During the summer of 1934, Regina and Casimira often visited the bishop’s grave. It was then that the picture of the gravesite was taken. Soon after, Casirmira distributed the bishop’s belongings among the parishioners. The Stanko family received several things which were placed in a special wooden chest. The chest was always safeguarded, closed, and the children never knew the contents of it.
One night in August 1938, Stanislaw Stanko was arrested and the NKWD (later KGB) took the contents of the bishop’s chest. The Stanko family, mother, son and daughter, were ordered to go within ten days to Siberia.
Mother Stanko took with her the bishop’s chest with his remaining items: a briefcase initialed “K.S.,” the old inkpot, and writing utensils. Regina described in her letters how oppressive was the life in Tomsk, Siberia. They were branded as the enemies of the people. The family had to live in the house of the father’s distant relatives, who were unhappy to accommodate the persecuted newcomers.
Regina wrote in one of her letters, “The wife of my cousin was from a family of loyal Soviet revolutionaries and worked as a NKWD medic. Thus we were under constant vigilance at home. Within a year, my father was released from the hard labor camp, but was too ill to work or to help the family. He died shortly after his release. At the same time, we received a letter from Reverend Jurkiewicz. He had been arrested in December 1931 in Vladivostok and sentenced to ten years of hard labor in a gulag in Siberia. He obtained our address in Tomsk probably from one of the prisoners, who met my father in the labor camp. The Reverend was begging us for wool socks and bacon. My mother mailed him a package in spite of our poverty. We never heard from him again.”
Regina’s brother was killed in 1940 during the Russo-Finnish War. Regina remained alone with her mother. Soon war broke out with Germany and lack of bread and very hard times followed. Nevertheless, the Stankos never attempted to exchange the bishop’s items for food.
Regina attended a medical institute and joined the army as a physician. After a very eventful life, she brought up two daughters and lives now with her grandchildren. All of them are faithful Roman Catholics.
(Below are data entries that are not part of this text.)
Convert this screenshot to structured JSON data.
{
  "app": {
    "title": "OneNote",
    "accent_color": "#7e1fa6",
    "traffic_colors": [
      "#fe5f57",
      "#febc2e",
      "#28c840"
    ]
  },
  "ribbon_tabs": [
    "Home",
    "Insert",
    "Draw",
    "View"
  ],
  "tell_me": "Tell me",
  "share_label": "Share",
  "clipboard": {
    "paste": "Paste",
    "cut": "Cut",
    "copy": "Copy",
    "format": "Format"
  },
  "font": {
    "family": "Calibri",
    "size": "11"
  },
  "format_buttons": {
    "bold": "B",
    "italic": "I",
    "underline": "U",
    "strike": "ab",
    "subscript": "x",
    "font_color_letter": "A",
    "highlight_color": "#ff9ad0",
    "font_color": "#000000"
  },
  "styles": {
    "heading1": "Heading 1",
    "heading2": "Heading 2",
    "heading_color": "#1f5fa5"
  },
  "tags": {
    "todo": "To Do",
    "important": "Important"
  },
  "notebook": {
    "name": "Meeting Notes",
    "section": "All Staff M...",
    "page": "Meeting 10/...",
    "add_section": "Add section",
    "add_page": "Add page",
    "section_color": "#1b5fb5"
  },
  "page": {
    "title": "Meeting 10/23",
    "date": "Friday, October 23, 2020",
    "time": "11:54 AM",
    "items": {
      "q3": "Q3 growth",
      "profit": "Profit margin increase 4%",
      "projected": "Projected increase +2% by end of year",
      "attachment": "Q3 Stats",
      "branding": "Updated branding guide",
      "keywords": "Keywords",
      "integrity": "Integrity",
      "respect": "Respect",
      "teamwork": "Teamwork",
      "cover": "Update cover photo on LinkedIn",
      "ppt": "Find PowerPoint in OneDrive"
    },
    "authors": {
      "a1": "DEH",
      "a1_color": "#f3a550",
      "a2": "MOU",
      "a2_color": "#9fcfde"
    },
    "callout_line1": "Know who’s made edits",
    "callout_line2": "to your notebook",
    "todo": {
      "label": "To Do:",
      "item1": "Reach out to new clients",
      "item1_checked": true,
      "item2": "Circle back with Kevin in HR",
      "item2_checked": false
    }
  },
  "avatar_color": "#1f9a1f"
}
Regina resides in Tomsk, but she never forgot the Vladivostok friends and the deceased priests Bishop Sliwowski and Reverend Jurkiewicz. In her correspondence with the Vladivostok parishioners, she indicated how to find all the bishop’s confiscated items. Thus one of the parishioners, Jadwiga Zielinska, located a list of the bishop’s personal effects seized in the house of the Stanko family: a tea set, a coffee jar, album, note-book, shotgun, binoculars, Polish language books, ornamental box and a ship model. The police authorities gave the following reply to the parish inquiry: “A review of the records of Stanislaw Stanko arrested by NKWD in 1938 did not produce proof that any items confiscated in his house were the property of the bishop or of the parish.”
This eliminated any possibility of recovering the bishop’s or the parish’s memorabilia other than those items which were saved by Regina Stanko.
The parish is very grateful to her for being a good guardian of the historical memorabilia. Despite the great distance between Tomsk and Vladivostok, Regina remains a dear parishioner who once was baptized in the cathedral and received First Holy Communion in Vladivostok from Bishop Sliwowski. The hearts of the parishioners will always be with her repeating together the same prayer—“O Holy Father, Almighty and Eternal God, have mercy on us.”